What are Charts of Accounts in Bookkeeping?

Whenever you compile financial statements for any reason, it will always have a bunch of financial accounts – graphs meant for different types of money transactions in and from the company, alongside the total size of all the payments made in the period under consideration for each account.

For instance, say you paid $10,000 for marketing during one particular month. Accordingly, the ‘marketing expenses’ will be listed as ‘-$10,000’ for that month’s balance. There are more financial transactions you’ll have to write up that may or may not contain marketing expenses or any other sort of expenditures or gains.

But where do you see which accounts (such as the ‘marketing expenses’ and others) should be used in these transactions? It’s not like you ought to make them up each time you make a journal entry. No, the account should only be added to the records if it’s on your Chart of Accounts.

What is a Chart of Accounts?

Chart of Accounts (or CoA) is a list where you keep all of your existing accounts (expenditures, revenues, and equity). If they are on the list, they’ll be on a statement.

It’s just for organizational and management purposes. The businesses aren’t strictly obligated to keep these Charts, but it will be infinitely easier and more convenient to have one – both for the accounting and those people who’ll want to look at the company’s financial health (such as investors or stockholders).

However, you are free to change the list if you want to. If you didn’t receive one of the sources of revenue mentioned there, you can strike it out. Additionally, you can add more if some new source of wealth appeared.
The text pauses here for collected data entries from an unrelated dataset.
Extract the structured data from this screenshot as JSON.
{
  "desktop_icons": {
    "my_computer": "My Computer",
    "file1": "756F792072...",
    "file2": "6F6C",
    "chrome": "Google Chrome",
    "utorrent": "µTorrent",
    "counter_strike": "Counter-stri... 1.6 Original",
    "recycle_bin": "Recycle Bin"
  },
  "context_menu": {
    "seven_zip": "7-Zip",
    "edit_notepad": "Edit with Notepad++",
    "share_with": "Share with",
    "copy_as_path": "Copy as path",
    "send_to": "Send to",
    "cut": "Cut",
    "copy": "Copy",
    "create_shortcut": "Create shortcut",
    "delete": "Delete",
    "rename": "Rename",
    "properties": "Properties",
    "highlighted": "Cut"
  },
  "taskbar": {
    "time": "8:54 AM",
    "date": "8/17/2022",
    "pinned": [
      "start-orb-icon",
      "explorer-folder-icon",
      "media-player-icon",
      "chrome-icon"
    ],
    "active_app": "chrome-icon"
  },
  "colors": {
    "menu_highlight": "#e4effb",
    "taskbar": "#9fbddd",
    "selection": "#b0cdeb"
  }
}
Just remember: it’s better to remove accounts at the end of a financial year. You’ll also want to compare your yearly expenses, and if there are tons of different accounts compared to your previous financial statements, it will be a pain.

Why use them?

It’s not really a difficult process. The logic is simple: in order to put some expense/revenue source into a statement, you’ll need to copy its title and other information from somewhere. It’ll promote homogeneity in your reports and make sure everything is neatly interconnected.

You can think of it as programming – you won’t be able to use a variable in your code if it doesn’t exist in the system. The software simply won’t understand what is that you’re giving it. If you don’t have a Chart, you’ll be just like the software after a while: you simply won’t understand parts of your previous statements.

It’s generally useful for management purposes. Even if it’s clear that ‘office paper’ and ‘office supplies’ expenses are the same, comparing reports where identical accounts have different names will be challenging.

How are they created?

In the Chart, each account usually has these characteristics for your convenience:

  1. Name/title
  2. Account type (revenue/expense/equity)
  3. ID number (for organizational purposes)
  4. Purpose.

Before, you would put these on paper and copy this information onto the statements. Now, you can do both on your personal computer, which simplifies everything. What’s more, there are special accounting programs that allow you to create Charts within its database and then just easily copy them to a document. In fact, it works perfectly because software and accountants work in a similar way anyhow.

Structure a CoA

There’s really no one rule for making a Chart – you can do it your own way. There are standards of filing statements, however, and you’ll do well to make sure your Chart makes it easier for you to file reports. For instance, you’ll have to create some accounts that are bound to be in all financial statements, most notably – in the balance sheet and income report.

You’ll also do well to list the main accounts at the very top because that’s how they’ll be arranged in the statements anyway.

Name is a part where you describe what the account is. ‘Equipment’, ‘Cash’, ‘Research’ are all names, and the depth and details of each account are up to you. You can create one ‘Food’ account or divide it into ‘Lunches’ and ‘Animal food’. Even the last one can be divided into ‘Parrot food’ and ‘Cat food’, for instance.

Type also depends on you, although the most common examples are ‘Revenue’, ‘Expense’, ‘Equity’ (basically the value of anything compared to the previous reports), although there are also more.

ID number is an official marking meant for clarity and ease of accessing. If you change the name, the number will likely stay. The usual practice is to use a 4-digit code where the first number is indicative of the account’s type, although you can really do anything with that, it’s just for inner use.

Purpose is where the account will ultimately go. It’s usually ‘Balance sheet’ or ‘Income report’, but if the particular account is going to be featured elsewhere, you can put something else in this graph.

There are also more details you can add. You can add brief descriptions or do away with the codes, if you want to. What the structure is going to be is entirely up to you, but typically, the accounts are shown in the order they appear in financial statements.